My primary areas of focus for my consulting business is in the area of Continuous Improvement (Lean Six Sigma). Most of the clients that I am working with, have worked with and am considering working with reach out to me based on this area. The conversation usually starts out like this: “Beau, we want to talk with you about improving our performance through Lean Six Sigma so we can be better.”
Great, let’s talk about it. I will then go and visit with the potential client, and talk with them about how things are going, touring the facility and interviewing some people that work in the facility. More often than not, I learn a lot about how things are currently going, and too often, the core of the problem isn’t that they don’t know Lean Six Sigma, the problem is the culture is broken to the point where the organization just doesn’t know how to execute. These are often very polite cultures where everyone “gets along”, but they are also often very ineffective cultures.
When there is a lack of process and a lack of responsibility in the culture, it becomes a bit of a spiral where people are frustrated that things aren’t getting better, things aren’t followed-up on with any regularity and the people who are working in the process get so sucked in to the day-to-day grind, that no one is working on how to improve the processes. So the problems are there, and are identified but they just aren’t being improved. So the employees start wondering to themselves, “why bother bringing anything up? Management doesn’t care any way.”
While most of the time, this is completely untrue (management doesn’t care), it isn’t hard to see how people would start feeling that way if they bring up issues that simply aren’t resolved.
For this reason, I usually encourage the client to take a step back before launching Lean Six Sigma or any other OPEX sort of system. Get the team right, make sure you have the right people in place, make sure they understand what they are responsible for and for heaven’s sake, make sure that you and everyone else in the organization knows what winning looks like. If you can’t clearly define success, it becomes incredibly hard for the rest of the organization to figure out how they fit in to it.

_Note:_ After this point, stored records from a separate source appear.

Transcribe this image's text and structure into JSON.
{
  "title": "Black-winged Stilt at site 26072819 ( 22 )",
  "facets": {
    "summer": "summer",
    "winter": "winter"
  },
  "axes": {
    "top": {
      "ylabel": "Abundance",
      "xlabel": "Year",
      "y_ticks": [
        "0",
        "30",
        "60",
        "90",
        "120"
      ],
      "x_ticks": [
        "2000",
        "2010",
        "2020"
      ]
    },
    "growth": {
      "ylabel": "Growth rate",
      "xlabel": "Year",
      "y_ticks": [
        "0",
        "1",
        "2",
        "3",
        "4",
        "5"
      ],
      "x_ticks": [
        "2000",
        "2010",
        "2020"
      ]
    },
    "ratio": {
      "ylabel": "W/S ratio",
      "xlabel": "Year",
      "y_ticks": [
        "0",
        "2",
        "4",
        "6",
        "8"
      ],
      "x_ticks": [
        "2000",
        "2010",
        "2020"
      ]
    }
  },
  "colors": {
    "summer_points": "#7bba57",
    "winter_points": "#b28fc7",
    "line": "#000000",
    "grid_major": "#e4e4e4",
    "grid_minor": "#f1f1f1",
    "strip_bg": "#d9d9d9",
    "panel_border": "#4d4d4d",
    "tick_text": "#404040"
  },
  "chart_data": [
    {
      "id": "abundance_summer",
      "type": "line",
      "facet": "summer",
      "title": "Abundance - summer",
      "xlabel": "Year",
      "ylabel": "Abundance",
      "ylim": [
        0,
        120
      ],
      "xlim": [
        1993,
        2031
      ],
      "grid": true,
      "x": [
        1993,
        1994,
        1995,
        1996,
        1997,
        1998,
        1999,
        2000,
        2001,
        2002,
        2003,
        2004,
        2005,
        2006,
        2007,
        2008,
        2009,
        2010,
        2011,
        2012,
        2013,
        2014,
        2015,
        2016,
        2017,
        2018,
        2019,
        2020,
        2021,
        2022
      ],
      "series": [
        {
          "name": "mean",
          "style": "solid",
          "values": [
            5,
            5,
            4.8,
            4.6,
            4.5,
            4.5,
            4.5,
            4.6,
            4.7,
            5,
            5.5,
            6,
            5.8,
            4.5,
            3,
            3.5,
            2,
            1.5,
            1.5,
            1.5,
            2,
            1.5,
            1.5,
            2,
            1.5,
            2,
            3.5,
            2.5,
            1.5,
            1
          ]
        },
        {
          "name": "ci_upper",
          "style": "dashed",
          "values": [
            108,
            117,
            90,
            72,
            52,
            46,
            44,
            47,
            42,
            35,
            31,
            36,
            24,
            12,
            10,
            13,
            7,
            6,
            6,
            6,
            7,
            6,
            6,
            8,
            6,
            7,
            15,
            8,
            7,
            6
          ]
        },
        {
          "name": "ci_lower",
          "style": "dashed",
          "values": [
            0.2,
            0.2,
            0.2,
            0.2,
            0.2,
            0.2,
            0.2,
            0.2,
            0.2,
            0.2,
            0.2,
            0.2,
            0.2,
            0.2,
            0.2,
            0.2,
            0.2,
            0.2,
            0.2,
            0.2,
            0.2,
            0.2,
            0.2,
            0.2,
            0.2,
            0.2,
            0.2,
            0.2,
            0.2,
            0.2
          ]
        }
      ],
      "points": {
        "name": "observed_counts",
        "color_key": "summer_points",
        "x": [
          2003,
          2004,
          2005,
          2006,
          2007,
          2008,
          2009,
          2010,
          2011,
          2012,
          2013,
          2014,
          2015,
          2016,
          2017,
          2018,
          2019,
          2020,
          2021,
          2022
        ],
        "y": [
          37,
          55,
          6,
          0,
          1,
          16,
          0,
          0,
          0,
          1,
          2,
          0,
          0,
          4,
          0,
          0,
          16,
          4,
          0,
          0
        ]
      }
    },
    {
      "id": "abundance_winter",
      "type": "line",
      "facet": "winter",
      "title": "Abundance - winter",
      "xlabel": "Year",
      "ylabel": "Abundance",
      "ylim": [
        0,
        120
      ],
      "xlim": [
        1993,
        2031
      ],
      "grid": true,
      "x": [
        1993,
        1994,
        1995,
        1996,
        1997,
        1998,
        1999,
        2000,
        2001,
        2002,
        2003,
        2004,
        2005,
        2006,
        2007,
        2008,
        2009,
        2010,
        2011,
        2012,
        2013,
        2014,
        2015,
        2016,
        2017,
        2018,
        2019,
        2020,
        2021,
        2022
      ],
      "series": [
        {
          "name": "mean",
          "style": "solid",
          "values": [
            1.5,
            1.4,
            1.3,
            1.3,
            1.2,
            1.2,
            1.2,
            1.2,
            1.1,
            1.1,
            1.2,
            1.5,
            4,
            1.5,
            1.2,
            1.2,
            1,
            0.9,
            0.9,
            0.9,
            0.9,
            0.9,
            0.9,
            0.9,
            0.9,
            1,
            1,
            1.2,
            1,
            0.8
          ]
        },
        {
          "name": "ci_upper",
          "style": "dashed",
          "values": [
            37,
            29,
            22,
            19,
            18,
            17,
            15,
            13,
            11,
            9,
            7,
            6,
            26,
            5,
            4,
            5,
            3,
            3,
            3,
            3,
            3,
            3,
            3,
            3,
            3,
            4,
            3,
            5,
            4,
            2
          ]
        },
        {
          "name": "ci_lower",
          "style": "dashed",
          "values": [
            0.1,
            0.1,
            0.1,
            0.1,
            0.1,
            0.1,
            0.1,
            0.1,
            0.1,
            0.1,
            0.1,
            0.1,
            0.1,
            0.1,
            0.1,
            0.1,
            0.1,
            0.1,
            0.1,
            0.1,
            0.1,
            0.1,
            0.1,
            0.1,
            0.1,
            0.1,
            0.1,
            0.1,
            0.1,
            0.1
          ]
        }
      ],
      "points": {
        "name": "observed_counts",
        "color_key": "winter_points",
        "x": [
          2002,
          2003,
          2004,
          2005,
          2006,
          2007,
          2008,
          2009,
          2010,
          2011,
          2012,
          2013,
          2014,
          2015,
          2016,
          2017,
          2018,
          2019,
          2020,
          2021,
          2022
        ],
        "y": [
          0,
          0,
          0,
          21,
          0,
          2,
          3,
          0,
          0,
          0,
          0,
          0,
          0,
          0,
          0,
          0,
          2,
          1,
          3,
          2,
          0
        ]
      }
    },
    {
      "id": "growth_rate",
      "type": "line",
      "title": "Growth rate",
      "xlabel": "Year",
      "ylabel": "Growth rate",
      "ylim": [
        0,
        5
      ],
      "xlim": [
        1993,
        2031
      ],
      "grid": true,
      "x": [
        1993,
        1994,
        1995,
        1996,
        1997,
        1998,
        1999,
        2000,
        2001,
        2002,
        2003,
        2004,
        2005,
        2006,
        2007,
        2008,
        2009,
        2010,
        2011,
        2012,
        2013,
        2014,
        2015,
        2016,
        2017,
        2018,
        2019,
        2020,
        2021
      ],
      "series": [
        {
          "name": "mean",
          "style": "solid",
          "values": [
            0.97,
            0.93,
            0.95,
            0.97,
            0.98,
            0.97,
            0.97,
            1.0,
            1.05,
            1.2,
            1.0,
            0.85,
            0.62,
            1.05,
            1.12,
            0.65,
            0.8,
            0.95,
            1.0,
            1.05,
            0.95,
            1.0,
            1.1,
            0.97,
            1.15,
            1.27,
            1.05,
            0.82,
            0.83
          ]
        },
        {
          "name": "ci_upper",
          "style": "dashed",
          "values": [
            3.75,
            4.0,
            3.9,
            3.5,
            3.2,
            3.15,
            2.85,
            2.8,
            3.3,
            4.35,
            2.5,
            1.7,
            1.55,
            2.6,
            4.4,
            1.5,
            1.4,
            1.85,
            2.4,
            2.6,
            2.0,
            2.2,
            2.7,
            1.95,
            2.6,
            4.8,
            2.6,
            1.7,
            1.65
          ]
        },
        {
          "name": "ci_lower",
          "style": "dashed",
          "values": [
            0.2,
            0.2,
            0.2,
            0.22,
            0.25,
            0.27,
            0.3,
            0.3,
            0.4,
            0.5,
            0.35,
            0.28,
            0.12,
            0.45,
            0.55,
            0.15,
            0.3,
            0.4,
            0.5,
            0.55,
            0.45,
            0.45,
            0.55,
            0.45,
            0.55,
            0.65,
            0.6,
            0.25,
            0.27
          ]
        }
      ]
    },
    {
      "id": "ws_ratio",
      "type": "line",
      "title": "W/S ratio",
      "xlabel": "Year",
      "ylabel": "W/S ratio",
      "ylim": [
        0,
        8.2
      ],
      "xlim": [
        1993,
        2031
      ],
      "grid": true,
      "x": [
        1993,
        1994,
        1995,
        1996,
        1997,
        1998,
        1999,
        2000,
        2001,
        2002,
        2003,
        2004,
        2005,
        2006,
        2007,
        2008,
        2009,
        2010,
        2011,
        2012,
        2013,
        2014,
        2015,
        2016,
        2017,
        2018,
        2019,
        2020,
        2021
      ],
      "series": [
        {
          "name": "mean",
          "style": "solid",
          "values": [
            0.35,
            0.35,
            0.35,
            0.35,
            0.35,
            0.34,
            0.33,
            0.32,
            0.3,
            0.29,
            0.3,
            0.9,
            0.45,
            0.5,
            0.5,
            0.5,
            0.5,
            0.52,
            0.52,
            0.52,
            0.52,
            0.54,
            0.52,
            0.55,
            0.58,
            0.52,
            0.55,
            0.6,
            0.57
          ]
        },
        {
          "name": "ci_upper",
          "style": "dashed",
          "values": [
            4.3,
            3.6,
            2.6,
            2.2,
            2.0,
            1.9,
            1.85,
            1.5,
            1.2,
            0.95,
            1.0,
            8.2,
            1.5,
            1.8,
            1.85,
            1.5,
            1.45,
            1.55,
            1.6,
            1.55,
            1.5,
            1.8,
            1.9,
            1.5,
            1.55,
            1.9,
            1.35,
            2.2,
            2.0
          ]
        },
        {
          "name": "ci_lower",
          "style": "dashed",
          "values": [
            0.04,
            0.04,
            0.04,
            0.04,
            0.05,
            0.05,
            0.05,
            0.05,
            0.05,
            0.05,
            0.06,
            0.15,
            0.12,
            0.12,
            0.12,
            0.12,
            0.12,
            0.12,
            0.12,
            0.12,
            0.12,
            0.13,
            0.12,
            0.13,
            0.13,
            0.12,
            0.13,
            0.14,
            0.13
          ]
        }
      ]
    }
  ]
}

If I (or any other LSS consultant worth his/her salt) comes in to an organization to work on the processes, but the people who are working in the process are burned out and frustrated, the processes you put in place simply won’t stick. You will spend a lot of money building new processes only to see them slip back to the old way of doing things. The punchline is to get very focused on the culture and get your people right before you start working on your processes.
Change is hard. I don’t care what your product or service is, for the most part change is very hard on an organization. There is a mountain of psychological research that shows most humans view change as loss. This is independent of what the change is, people are hard-wired to feel like change is loss. So, if you really want to make change worthwhile and make it work, get the people side of your business right and then start working on the processes.